A small fleet of 10 rechargeable e-carts now take visitors through the rose-coloured Siq or gorge leading to the famed capital of the Nabateans, which dates back to the first century BC.
"There is no pollution or smoke" and the change has "reduced the cases of animal mistreatment," said Suleiman Farajat, head of the Petra Development and Tourism Regional Authority.
The golf buggy-style vehicles have less impact because "sometimes the carriage wheels hit the sides of the Siq ... the horse dung caused a bad smell in the place, and cleaning it was not easy.
"It was an unpleasant experience for the tourists, the horses and us," said Farajat.
Animal rights group PETA, which had criticised the use of the often scrawny and overworked draft animals, has described the project as a "major first step to protect working animals".
The group hailed the "game-changing vehicles" and added that it hopes to work with officials "toward the day when there will be only animal-free transportation at Petra".
For now the Petra authority says it will keep some of the horses "to preserve the character of the place, as it is a world heritage site".
- 'This amazing place' -
The change has however also been hailed for another reason -- helping to make the UNESCO World Heritage Site far more accessible to elderly and disabled visitors.
Austrian tourist Rudy, 43, who uses a wheelchair, said he had repeatedly postponed a visit because of the Covid-19 pandemic, and was now "very happy" to have made the trip.
"Disabled people but also people who have difficulty walking for a long distance ... now have a chance to see this amazing place."
A US tourist named Angie, 60, agreed: "It seems a little bit out of character to have these in a beautiful place like this. But at our age, it was nice to come back in an electric cart."
Jordan's tourism industry is recovering from the blow of Covid-19, having previously relied on it for more than 10 percent of its GDP. The pandemic slashed revenues from $5.8 billion in 2019 to $1 billion last year.
Petra, Jordan's most famous tourism site, provides a living for hundreds of families.
The move to replace 12 horse-drawn carriages with 10 e-carts was agreed with the horse owners' association.

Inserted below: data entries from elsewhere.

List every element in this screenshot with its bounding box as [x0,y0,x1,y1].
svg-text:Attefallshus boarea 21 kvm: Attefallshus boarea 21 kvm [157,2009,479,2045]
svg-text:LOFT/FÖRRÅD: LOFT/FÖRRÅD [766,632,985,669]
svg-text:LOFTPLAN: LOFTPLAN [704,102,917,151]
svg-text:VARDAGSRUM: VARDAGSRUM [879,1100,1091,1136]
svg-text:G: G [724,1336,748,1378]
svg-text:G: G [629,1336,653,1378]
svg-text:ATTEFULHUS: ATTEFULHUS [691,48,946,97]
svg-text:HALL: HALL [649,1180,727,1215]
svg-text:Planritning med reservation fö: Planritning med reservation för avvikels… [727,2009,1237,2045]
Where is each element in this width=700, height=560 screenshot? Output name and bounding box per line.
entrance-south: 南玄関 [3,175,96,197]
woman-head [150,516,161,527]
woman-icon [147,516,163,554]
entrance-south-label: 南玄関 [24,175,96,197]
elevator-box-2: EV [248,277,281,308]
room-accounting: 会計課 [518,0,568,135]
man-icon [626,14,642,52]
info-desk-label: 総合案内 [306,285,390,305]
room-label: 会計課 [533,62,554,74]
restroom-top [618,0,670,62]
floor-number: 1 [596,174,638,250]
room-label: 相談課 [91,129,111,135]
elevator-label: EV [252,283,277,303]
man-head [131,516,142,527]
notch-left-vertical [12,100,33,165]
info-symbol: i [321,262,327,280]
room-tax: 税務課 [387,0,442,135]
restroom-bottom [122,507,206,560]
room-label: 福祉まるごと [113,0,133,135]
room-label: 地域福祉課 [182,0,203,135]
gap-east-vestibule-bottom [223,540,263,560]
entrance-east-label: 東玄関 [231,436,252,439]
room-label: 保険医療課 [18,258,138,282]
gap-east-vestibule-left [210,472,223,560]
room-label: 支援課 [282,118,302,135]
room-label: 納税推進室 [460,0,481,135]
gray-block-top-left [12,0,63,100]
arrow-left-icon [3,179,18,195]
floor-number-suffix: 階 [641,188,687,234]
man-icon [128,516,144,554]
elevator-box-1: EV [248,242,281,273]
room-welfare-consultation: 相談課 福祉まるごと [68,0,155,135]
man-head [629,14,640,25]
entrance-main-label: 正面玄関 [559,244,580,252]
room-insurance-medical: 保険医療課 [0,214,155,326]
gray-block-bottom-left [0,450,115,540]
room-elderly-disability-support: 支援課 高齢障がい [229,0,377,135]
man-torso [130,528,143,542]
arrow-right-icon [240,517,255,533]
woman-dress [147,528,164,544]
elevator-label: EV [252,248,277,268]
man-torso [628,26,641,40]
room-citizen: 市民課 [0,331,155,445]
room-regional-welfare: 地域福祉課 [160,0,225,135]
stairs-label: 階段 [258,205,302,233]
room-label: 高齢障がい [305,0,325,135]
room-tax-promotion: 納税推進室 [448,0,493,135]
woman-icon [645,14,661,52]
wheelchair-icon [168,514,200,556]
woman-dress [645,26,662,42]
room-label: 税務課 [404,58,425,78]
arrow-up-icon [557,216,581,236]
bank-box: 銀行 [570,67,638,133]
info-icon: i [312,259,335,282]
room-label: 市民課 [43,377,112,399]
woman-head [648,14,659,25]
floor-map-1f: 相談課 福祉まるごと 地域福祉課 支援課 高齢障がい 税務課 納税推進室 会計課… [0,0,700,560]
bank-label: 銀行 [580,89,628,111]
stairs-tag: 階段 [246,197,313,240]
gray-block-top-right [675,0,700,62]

Foreign tourists pay 25 dinars ($35) and Jordanians 15 dinars for the round trip from the visitor centre to the archaeological site.
The association receives 75 percent of the income, while 25 percent goes to the authority, said Farajat.
The head of the association, Mohammad Amarat, said those operating the electric carts earn more than 300 Jordanian dinars (about $423) per month.
One benefit is that the carts can carry five passengers, compared to just two in the horse-drawn carriages.
He prefers the new vehicles because previously the horses "were tired, their income was less, and the journey time was longer".